[C]umbria Chamber of Commerce has responded to the surprise fall in inflation by calling on the Bank of England to ditch any plans for an early rise in interest rates.
The Bank’s monetary policy committee voted by five to three last month to keep interest rates on hold at 0.25 per cent.
But with inflation rising, opinion had been shifting towards an increase – the first for 10 years – as a way to boost the pound and so ease inflationary pressure.
Rob Johnston, Chief Executive of Cumbria Chamber Commerce, believes that an increase now would harm businesses by raising the cost of borrowing and denting consumer demand.
He hopes that the unexpected fall in inflation last month, to 2.6 per cent, will persuade the monetary policy committee to leave interest rates on hold when it next meets on August 3.
He said: “It is crucial that the monetary policy committee holds its nerve on interest rates.
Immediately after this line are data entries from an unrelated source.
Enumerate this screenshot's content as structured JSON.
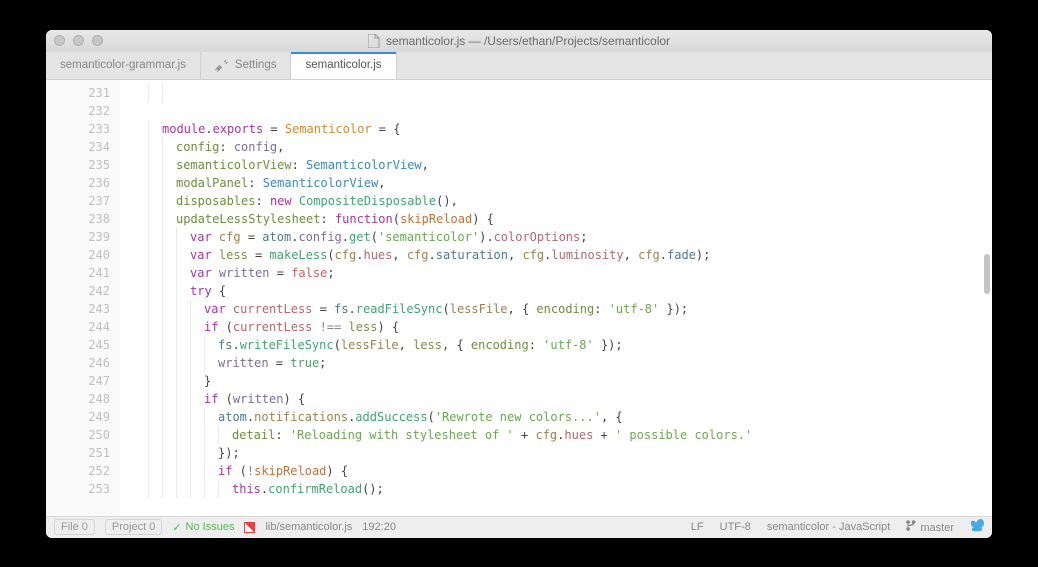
{
  "window": {
    "title": "semanticolor.js — /Users/ethan/Projects/semanticolor"
  },
  "tabs": [
    {
      "label": "semanticolor-grammar.js",
      "icon": null,
      "active": false
    },
    {
      "label": "Settings",
      "icon": "settings",
      "active": false
    },
    {
      "label": "semanticolor.js",
      "icon": null,
      "active": true
    }
  ],
  "gutter": {
    "start": 231,
    "end": 253
  },
  "code_lines": [
    {
      "indent": 2,
      "tokens": []
    },
    {
      "indent": 0,
      "tokens": []
    },
    {
      "indent": 1,
      "tokens": [
        [
          "t-kw",
          "module"
        ],
        [
          "",
          "."
        ],
        [
          "t-kw",
          "exports"
        ],
        [
          "",
          " = "
        ],
        [
          "t-clsA",
          "Semanticolor"
        ],
        [
          "",
          " = {"
        ]
      ]
    },
    {
      "indent": 2,
      "tokens": [
        [
          "t-prop",
          "config"
        ],
        [
          "",
          ": "
        ],
        [
          "t-var1",
          "config"
        ],
        [
          "",
          ","
        ]
      ]
    },
    {
      "indent": 2,
      "tokens": [
        [
          "t-prop",
          "semanticolorView"
        ],
        [
          "",
          ": "
        ],
        [
          "t-clsB",
          "SemanticolorView"
        ],
        [
          "",
          ","
        ]
      ]
    },
    {
      "indent": 2,
      "tokens": [
        [
          "t-prop",
          "modalPanel"
        ],
        [
          "",
          ": "
        ],
        [
          "t-clsB",
          "SemanticolorView"
        ],
        [
          "",
          ","
        ]
      ]
    },
    {
      "indent": 2,
      "tokens": [
        [
          "t-prop",
          "disposables"
        ],
        [
          "",
          ": "
        ],
        [
          "t-kw",
          "new"
        ],
        [
          "",
          " "
        ],
        [
          "t-clsC",
          "CompositeDisposable"
        ],
        [
          "",
          "(),"
        ]
      ]
    },
    {
      "indent": 2,
      "tokens": [
        [
          "t-prop",
          "updateLessStylesheet"
        ],
        [
          "",
          ": "
        ],
        [
          "t-kw",
          "function"
        ],
        [
          "",
          "("
        ],
        [
          "t-param",
          "skipReload"
        ],
        [
          "",
          ") {"
        ]
      ]
    },
    {
      "indent": 3,
      "tokens": [
        [
          "t-kw",
          "var"
        ],
        [
          "",
          " "
        ],
        [
          "t-var2",
          "cfg"
        ],
        [
          "",
          " = "
        ],
        [
          "t-var3",
          "atom"
        ],
        [
          "",
          "."
        ],
        [
          "t-var1",
          "config"
        ],
        [
          "",
          "."
        ],
        [
          "t-fn",
          "get"
        ],
        [
          "",
          "("
        ],
        [
          "t-str",
          "'semanticolor'"
        ],
        [
          "",
          ")."
        ],
        [
          "t-var4",
          "colorOptions"
        ],
        [
          "",
          ";"
        ]
      ]
    },
    {
      "indent": 3,
      "tokens": [
        [
          "t-kw",
          "var"
        ],
        [
          "",
          " "
        ],
        [
          "t-var5",
          "less"
        ],
        [
          "",
          " = "
        ],
        [
          "t-fn",
          "makeLess"
        ],
        [
          "",
          "("
        ],
        [
          "t-var2",
          "cfg"
        ],
        [
          "",
          "."
        ],
        [
          "t-var4",
          "hues"
        ],
        [
          "",
          ", "
        ],
        [
          "t-var2",
          "cfg"
        ],
        [
          "",
          "."
        ],
        [
          "t-var3",
          "saturation"
        ],
        [
          "",
          ", "
        ],
        [
          "t-var2",
          "cfg"
        ],
        [
          "",
          "."
        ],
        [
          "t-var4",
          "luminosity"
        ],
        [
          "",
          ", "
        ],
        [
          "t-var2",
          "cfg"
        ],
        [
          "",
          "."
        ],
        [
          "t-var3",
          "fade"
        ],
        [
          "",
          ");"
        ]
      ]
    },
    {
      "indent": 3,
      "tokens": [
        [
          "t-kw",
          "var"
        ],
        [
          "",
          " "
        ],
        [
          "t-var1",
          "written"
        ],
        [
          "",
          " = "
        ],
        [
          "t-false",
          "false"
        ],
        [
          "",
          ";"
        ]
      ]
    },
    {
      "indent": 3,
      "tokens": [
        [
          "t-kw",
          "try"
        ],
        [
          "",
          " {"
        ]
      ]
    },
    {
      "indent": 4,
      "tokens": [
        [
          "t-kw",
          "var"
        ],
        [
          "",
          " "
        ],
        [
          "t-var4",
          "currentLess"
        ],
        [
          "",
          " = "
        ],
        [
          "t-var3",
          "fs"
        ],
        [
          "",
          "."
        ],
        [
          "t-fn",
          "readFileSync"
        ],
        [
          "",
          "("
        ],
        [
          "t-var2",
          "lessFile"
        ],
        [
          "",
          ", { "
        ],
        [
          "t-prop",
          "encoding"
        ],
        [
          "",
          ": "
        ],
        [
          "t-str",
          "'utf-8'"
        ],
        [
          "",
          " });"
        ]
      ]
    },
    {
      "indent": 4,
      "tokens": [
        [
          "t-kw",
          "if"
        ],
        [
          "",
          " ("
        ],
        [
          "t-var4",
          "currentLess"
        ],
        [
          "",
          " "
        ],
        [
          "t-op",
          "!=="
        ],
        [
          "",
          " "
        ],
        [
          "t-var5",
          "less"
        ],
        [
          "",
          ") {"
        ]
      ]
    },
    {
      "indent": 5,
      "tokens": [
        [
          "t-var3",
          "fs"
        ],
        [
          "",
          "."
        ],
        [
          "t-fn",
          "writeFileSync"
        ],
        [
          "",
          "("
        ],
        [
          "t-var2",
          "lessFile"
        ],
        [
          "",
          ", "
        ],
        [
          "t-var5",
          "less"
        ],
        [
          "",
          ", { "
        ],
        [
          "t-prop",
          "encoding"
        ],
        [
          "",
          ": "
        ],
        [
          "t-str",
          "'utf-8'"
        ],
        [
          "",
          " });"
        ]
      ]
    },
    {
      "indent": 5,
      "tokens": [
        [
          "t-var1",
          "written"
        ],
        [
          "",
          " = "
        ],
        [
          "t-true",
          "true"
        ],
        [
          "",
          ";"
        ]
      ]
    },
    {
      "indent": 4,
      "tokens": [
        [
          "",
          "}"
        ]
      ]
    },
    {
      "indent": 4,
      "tokens": [
        [
          "t-kw",
          "if"
        ],
        [
          "",
          " ("
        ],
        [
          "t-var1",
          "written"
        ],
        [
          "",
          ") {"
        ]
      ]
    },
    {
      "indent": 5,
      "tokens": [
        [
          "t-var3",
          "atom"
        ],
        [
          "",
          "."
        ],
        [
          "t-var2",
          "notifications"
        ],
        [
          "",
          "."
        ],
        [
          "t-fn",
          "addSuccess"
        ],
        [
          "",
          "("
        ],
        [
          "t-str",
          "'Rewrote new colors...'"
        ],
        [
          "",
          ", {"
        ]
      ]
    },
    {
      "indent": 6,
      "tokens": [
        [
          "t-prop",
          "detail"
        ],
        [
          "",
          ": "
        ],
        [
          "t-str",
          "'Reloading with stylesheet of '"
        ],
        [
          "",
          " + "
        ],
        [
          "t-var2",
          "cfg"
        ],
        [
          "",
          "."
        ],
        [
          "t-var4",
          "hues"
        ],
        [
          "",
          " + "
        ],
        [
          "t-str",
          "' possible colors.'"
        ]
      ]
    },
    {
      "indent": 5,
      "tokens": [
        [
          "",
          "});"
        ]
      ]
    },
    {
      "indent": 5,
      "tokens": [
        [
          "t-kw",
          "if"
        ],
        [
          "",
          " ("
        ],
        [
          "t-op",
          "!"
        ],
        [
          "t-param",
          "skipReload"
        ],
        [
          "",
          ") {"
        ]
      ]
    },
    {
      "indent": 6,
      "tokens": [
        [
          "t-kw",
          "this"
        ],
        [
          "",
          "."
        ],
        [
          "t-fn",
          "confirmReload"
        ],
        [
          "",
          "();"
        ]
      ]
    }
  ],
  "statusbar": {
    "file_count": "File  0",
    "project_count": "Project  0",
    "issues": "No Issues",
    "filepath": "lib/semanticolor.js",
    "cursor": "192:20",
    "line_ending": "LF",
    "encoding": "UTF-8",
    "grammar": "semanticolor - JavaScript",
    "branch": "master"
  }
}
Raising rates too early could undermine consumer and business confidence.
“More must also be done to ease the burden of high upfront business costs which continue to impede firm’s ability to invest, recruit and grow.”
The fall in the Consumer Prices Index (CPI), from 2.9 per cent in May, was the first since the EU referendum result sent the pound tumbling, so pushing up the price of imports.
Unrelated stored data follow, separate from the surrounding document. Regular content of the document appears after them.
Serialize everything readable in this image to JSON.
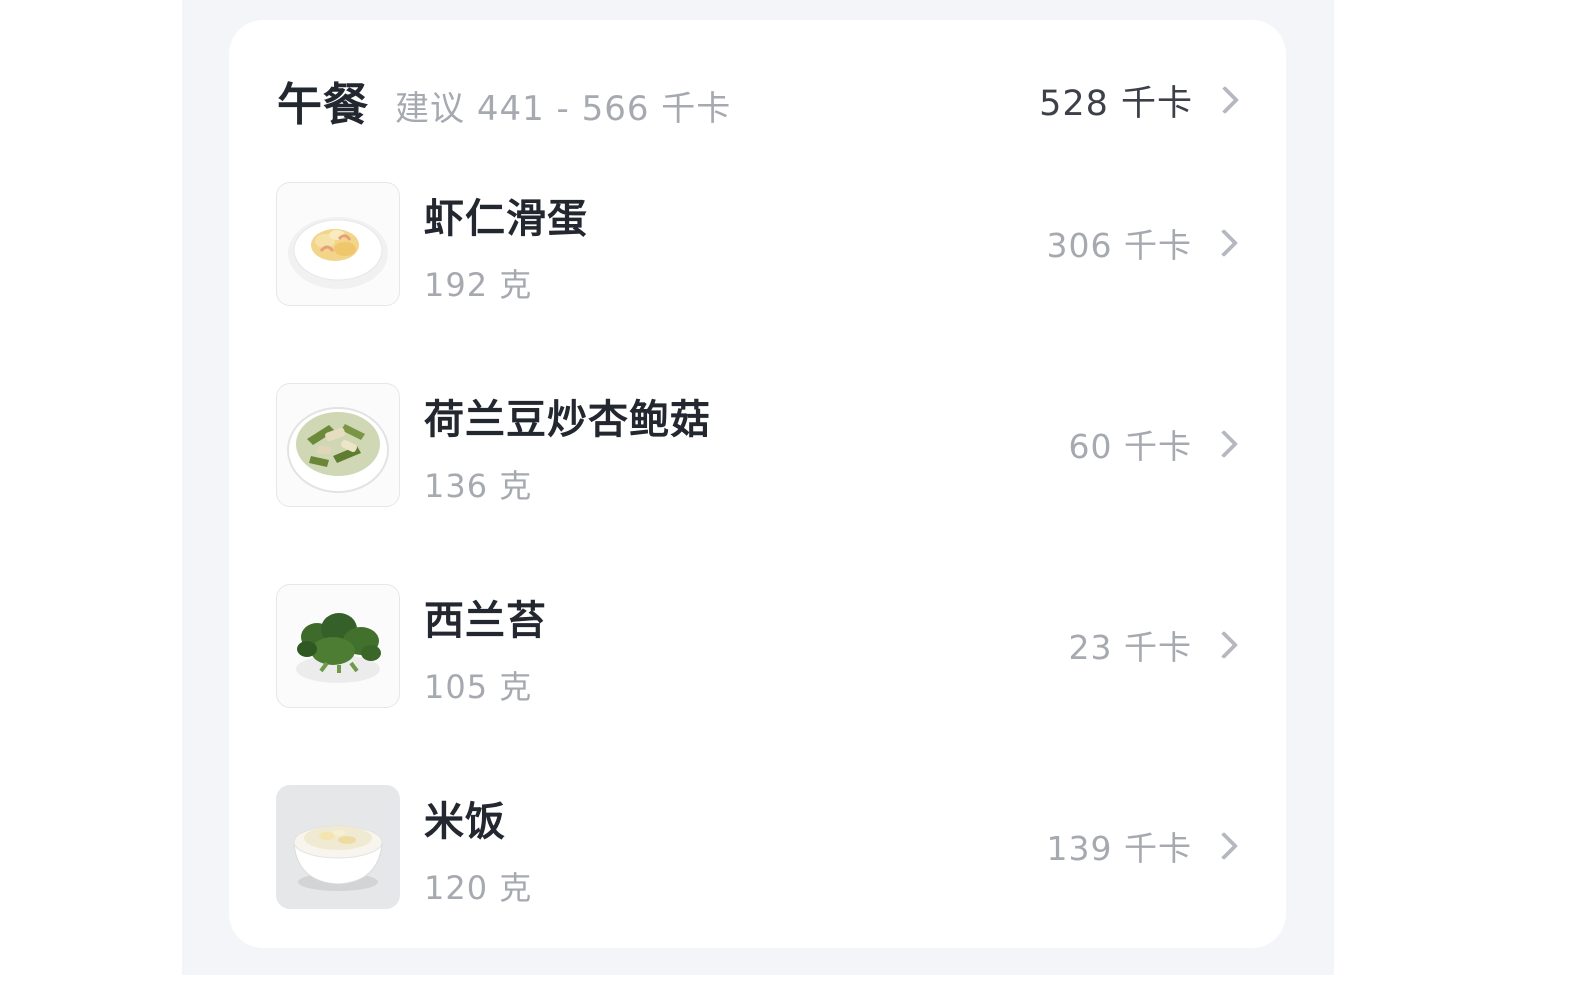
{
  "meal": {
    "title": "午餐",
    "hint": "建议 441 - 566 千卡",
    "total": "528 千卡"
  },
  "foods": [
    {
      "name": "虾仁滑蛋",
      "weight": "192 克",
      "kcal": "306 千卡",
      "image_icon": "shrimp-egg-plate-icon"
    },
    {
      "name": "荷兰豆炒杏鲍菇",
      "weight": "136 克",
      "kcal": "60 千卡",
      "image_icon": "snowpea-mushroom-bowl-icon"
    },
    {
      "name": "西兰苔",
      "weight": "105 克",
      "kcal": "23 千卡",
      "image_icon": "broccolini-plate-icon"
    },
    {
      "name": "米饭",
      "weight": "120 克",
      "kcal": "139 千卡",
      "image_icon": "rice-bowl-icon"
    }
  ],
  "colors": {
    "page_background": "#f4f5f9",
    "card_background": "#ffffff",
    "title_text": "#23272f",
    "secondary_text": "#a6a9b0",
    "chevron": "#b5b8be"
  }
}
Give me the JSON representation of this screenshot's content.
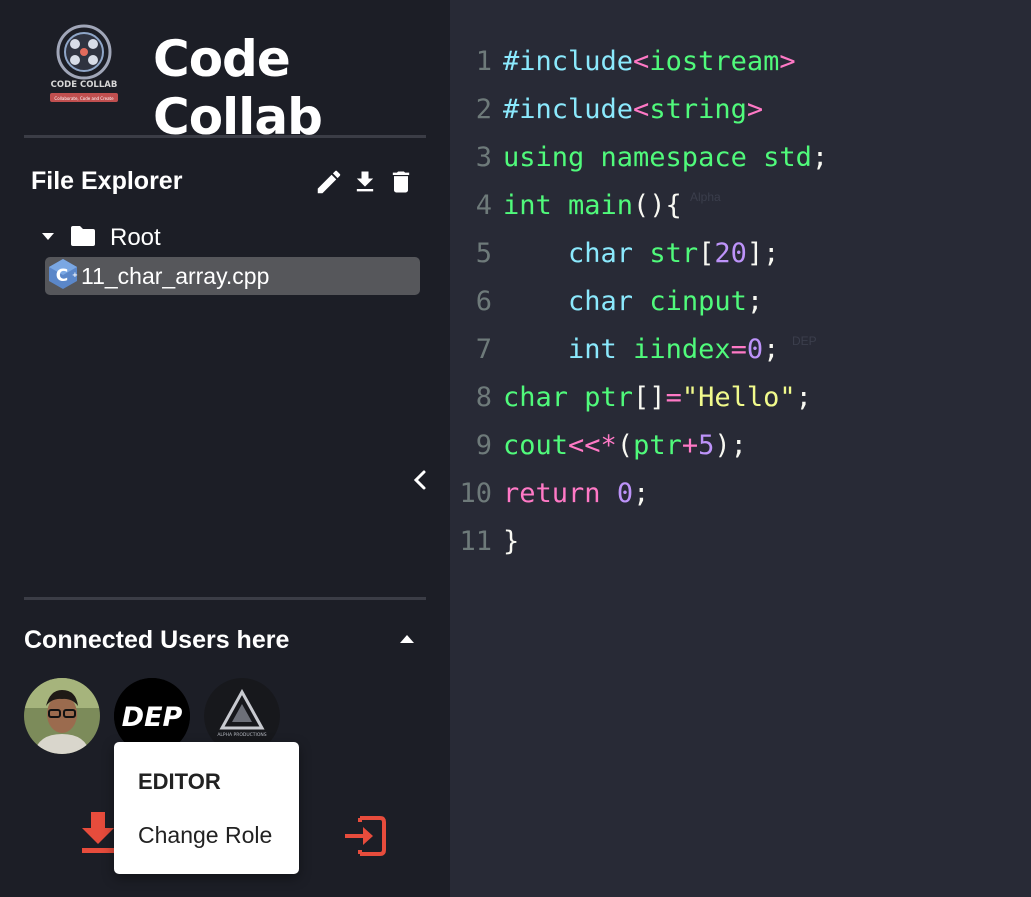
{
  "app": {
    "title": "Code Collab",
    "logo_text": "CODE COLLAB",
    "logo_tagline": "Collaborate, Code and Create"
  },
  "file_explorer": {
    "title": "File Explorer",
    "tools": [
      "pencil-icon",
      "download-icon",
      "trash-icon"
    ],
    "root_label": "Root",
    "files": [
      {
        "name": "11_char_array.cpp",
        "icon": "cpp-file-icon",
        "selected": true
      }
    ]
  },
  "connected_users": {
    "title": "Connected Users here",
    "users": [
      {
        "name": "user-photo"
      },
      {
        "name": "DEP",
        "label": "DEP"
      },
      {
        "name": "Alpha",
        "label": "ALPHA PRODUCTIONS"
      }
    ],
    "menu": {
      "role": "EDITOR",
      "action": "Change Role"
    }
  },
  "editor": {
    "line_numbers": [
      "1",
      "2",
      "3",
      "4",
      "5",
      "6",
      "7",
      "8",
      "9",
      "10",
      "11"
    ],
    "cursor_labels": {
      "alpha": "Alpha",
      "dep": "DEP"
    }
  },
  "colors": {
    "accent_red": "#e74c3c",
    "editor_bg": "#282a36",
    "sidebar_bg": "#1c1e26"
  }
}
Economists had expected CPI to stay at 2.9 per cent or slip to 2.8 per cent before rising again in the autumn.
The Office for National Statistics says the surprise slide to 2.6 per cent was mainly due to falls in fuel prices, which more than offset rising prices elsewhere.
Rob added: “While the fall in inflation in June will surprise many, consumer price growth is likely to resume its upward trend in the coming months with the elevated cost of imported raw materials still filtering through supply chains.
“Inflation remains a major risk to the UK’s growth prospects this year, with rising cost pressures for consumers and businesses likely to dampen overall economic activity.
“However, it remains likely that the current spell of high inflation will be relatively short lived with moderating price growth at the factory gate indicating that inflationary pressures in the supply chain are starting to ease.
“If this trend continues as we expect, inflation is likely to peak sooner rather than later.”
The British Chambers of Commerce forecasts that inflation will hit 3.4 per cent by the end of the year before easing back in 2018 as the impact of the post-EU referendum slide in sterling drops out of the calculation.